Installé à Chicago, le danseur et chorégraphe montalbanais Nicolas Blanc signe sa première création française pour le Ballet du Capitole, du 13 au 19 mars. Dans « Cantus Cygnus », il donne sa vision du « Lac des cygnes » dans un triptyque consacré à cette œuvre majeure.
Avant d’accueillir la grande Carolyn Carlson, au mois de juin, le Ballet du Capitole revisite « Le Lac des cygnes » à travers le regard de chorégraphes contemporains. Beate Vollack, directrice de la danse, a choisi Jann Gallois, Iratxe Ansa et Igor Bacovich, ainsi que Nicolas Blanc pour exprimer leur vision d’une œuvre légendaire.
Pour le Montalbanais Nicolas Blanc qui mène une carrière internationale de chorégraphe, notamment à Chicago après avoir été danseur étoile à San Francisco, cette création toulousaine est une première en France. « J’avais déjà créé pour le festival Danse en Place en 2012, à Montauban, mais ce n’était pas pour une compagnie professionnelle », précise-t-il. « C’est un concours de circonstances. J’habite à Chicago, où je travaille pour le Joffrey Ballet. J’étais de passage à Toulouse pour voir un spectacle de fin d’année au Théâtre du Capitole et j’en ai profité pour me présenter à la nouvelle directrice de la danse. Nous avons échangé, elle a vu des extraits vidéo de mes chorégraphies et c’est ainsi qu’elle m’a engagé ».

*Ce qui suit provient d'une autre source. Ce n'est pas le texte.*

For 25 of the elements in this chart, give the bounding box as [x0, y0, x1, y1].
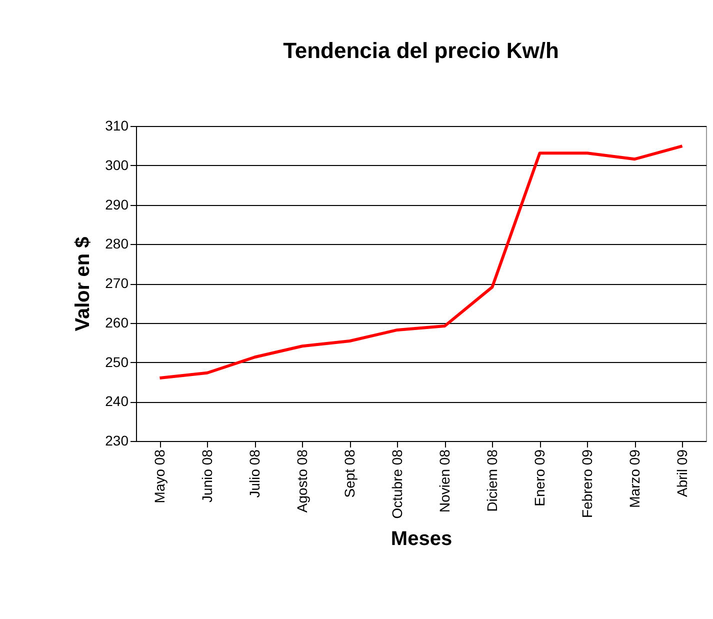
x-tick-label: Mayo 08: [151, 449, 168, 504]
y-tick-label: 300: [105, 156, 129, 173]
x-tick-label: Julio 08: [246, 449, 262, 498]
x-tick-label: Febrero 09: [578, 449, 595, 518]
y-tick-label: 250: [105, 354, 129, 370]
y-tick-label: 290: [105, 196, 129, 212]
x-tick-label: Marzo 09: [626, 449, 642, 508]
x-tick-label: Diciem 08: [484, 449, 500, 512]
y-tick-label: 270: [105, 275, 129, 291]
y-tick-label: 280: [105, 236, 129, 252]
chart-title: Tendencia del precio Kw/h: [283, 38, 559, 63]
x-tick-label: Octubre 08: [388, 449, 405, 519]
x-tick-label: Agosto 08: [294, 449, 310, 513]
x-tick-label: Novien 08: [436, 449, 452, 513]
y-axis-title: Valor en $: [72, 236, 94, 332]
x-axis-title: Meses: [390, 528, 452, 550]
line-series: [158, 144, 684, 380]
y-tick-label: 260: [105, 314, 129, 330]
y-tick-label: 310: [105, 118, 129, 134]
x-tick-label: Enero 09: [531, 449, 548, 506]
x-tick-label: Junio 08: [198, 449, 215, 502]
x-tick-label: Sept 08: [341, 449, 358, 498]
y-tick-label: 230: [105, 432, 129, 448]
y-tick-label: 240: [105, 393, 129, 410]
x-tick-label: Abril 09: [674, 449, 690, 497]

Après avoir commencé la danse à Montauban avec Marie-Odile Morel, Nicolas Blanc a ensuite étudié à l’Académie de danse de Monaco puis remporté le Prix de Lausanne en 1994, ce qui lui a permis d’étudier un an à l’école de danse de l’Opéra de Paris. « J’ai commencé ma carrière professionnelle à l’Opéra de Nice, puis je suis parti en Allemagne à Düsseldorf, ensuite à Zurich, et enfin aux États-Unis, où je suis resté beaucoup plus longtemps que prévu », jusqu’à devenir danseur étoile au San Francisco Ballet.

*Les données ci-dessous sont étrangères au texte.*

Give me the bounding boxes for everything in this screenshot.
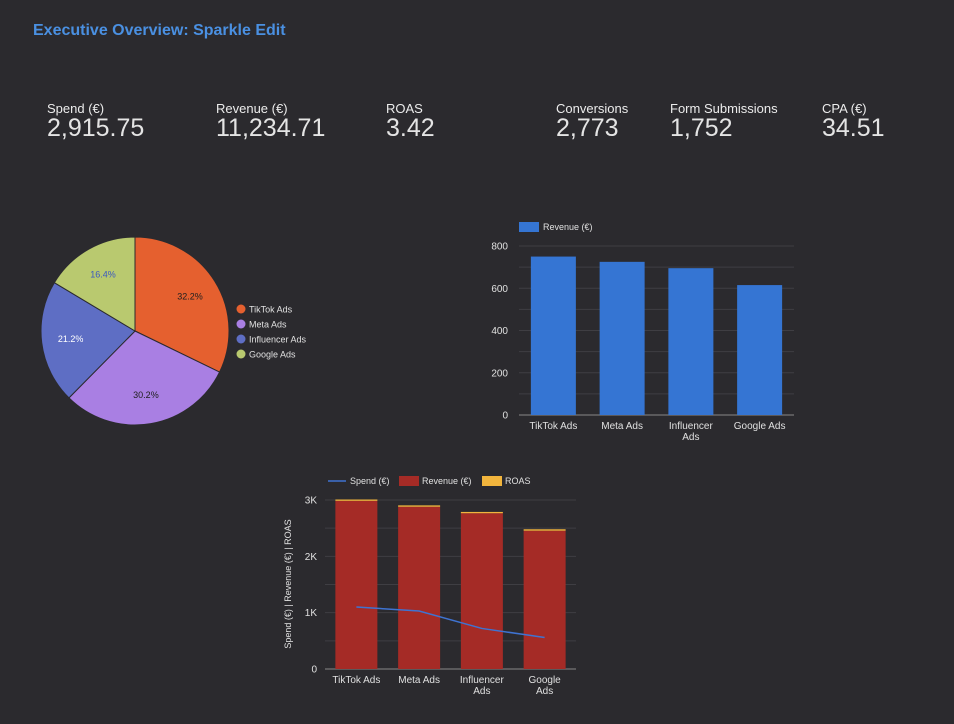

À présent chorégraphe, dans le spectacle « Trois Cygnes », il présentera l’œuvre « Cantus Cygnus ». « Le thème proposé était ardu », estime Nicolas Blanc. « Il ne s’agissait pas de refaire ‘Le Lac des cygnes’ en trente minutes, mais d’en retenir l’essence. J’ai voulu traiter ‘Cantus Cygnus’ comme un voyage émotionnel en trois parties : oppression, libération et transcendance. J’ai repris certains thèmes du ballet, comme la manipulation d’Odette par Von Rothbart et l’amour transcendantal du dernier acte. J’ai aussi travaillé sur les costumes : des vestes qui évoquent à la fois la société et l’oiseau, avec un dégradé du blanc au noir. Enfin, une constellation du cygne flottera au-dessus des danseurs ».

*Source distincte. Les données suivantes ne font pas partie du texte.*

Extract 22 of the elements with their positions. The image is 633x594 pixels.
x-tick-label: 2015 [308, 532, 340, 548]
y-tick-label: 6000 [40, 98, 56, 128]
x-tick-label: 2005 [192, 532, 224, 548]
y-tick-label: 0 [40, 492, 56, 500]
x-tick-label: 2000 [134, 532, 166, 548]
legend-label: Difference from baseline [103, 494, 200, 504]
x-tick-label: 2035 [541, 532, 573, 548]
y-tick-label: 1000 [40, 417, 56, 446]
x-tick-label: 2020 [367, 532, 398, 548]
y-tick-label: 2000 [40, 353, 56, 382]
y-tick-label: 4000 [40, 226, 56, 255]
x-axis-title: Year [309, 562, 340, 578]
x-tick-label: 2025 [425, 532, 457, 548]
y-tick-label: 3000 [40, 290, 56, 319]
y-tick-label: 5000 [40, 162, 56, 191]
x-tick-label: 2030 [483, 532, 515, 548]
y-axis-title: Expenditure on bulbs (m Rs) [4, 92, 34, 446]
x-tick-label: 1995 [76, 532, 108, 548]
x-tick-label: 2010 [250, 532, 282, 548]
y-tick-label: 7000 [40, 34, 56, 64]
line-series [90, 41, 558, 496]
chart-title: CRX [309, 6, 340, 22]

Pour cette première collaboration avec le Ballet du Capitole, le chorégraphe a dû trouver ses marques. « Il a fallu s’apprivoiser », commente-t-il. « Les danseurs ont rapidement adhéré au concept. Je leur ai expliqué qu’ils étaient mi-humains, mi-oiseaux, traversant tour à tour oppression, tempête et libération. Donner des images et des intentions aux danseurs les aide à s’exprimer pleinement sur scène. Ils ont une grande sensibilité et une technique remarquable. J’ai été impressionné par leur engagement et leur curiosité artistique ».
Cette création marquera aussi son retour en France. Nicolas Blanc a décidé de revenir s’installer près de Montauban, à Montpezat-de-Quercy, dans une maison qu’il a commencé à rénover en 2005. Il travaillera désormais comme chorégraphe indépendant. « J’ai déjà des projets aux États-Unis pour 2026-2027, mais j’espère aussi développer des créations en France et en Europe. J’aimerais travailler avec des compagnies régionales, des écoles, des festivals. Je crois beaucoup aux échanges artistiques : la danse est un langage universel. Et puis, revenir créer ici, à Toulouse, c’est une belle manière de boucler la boucle ».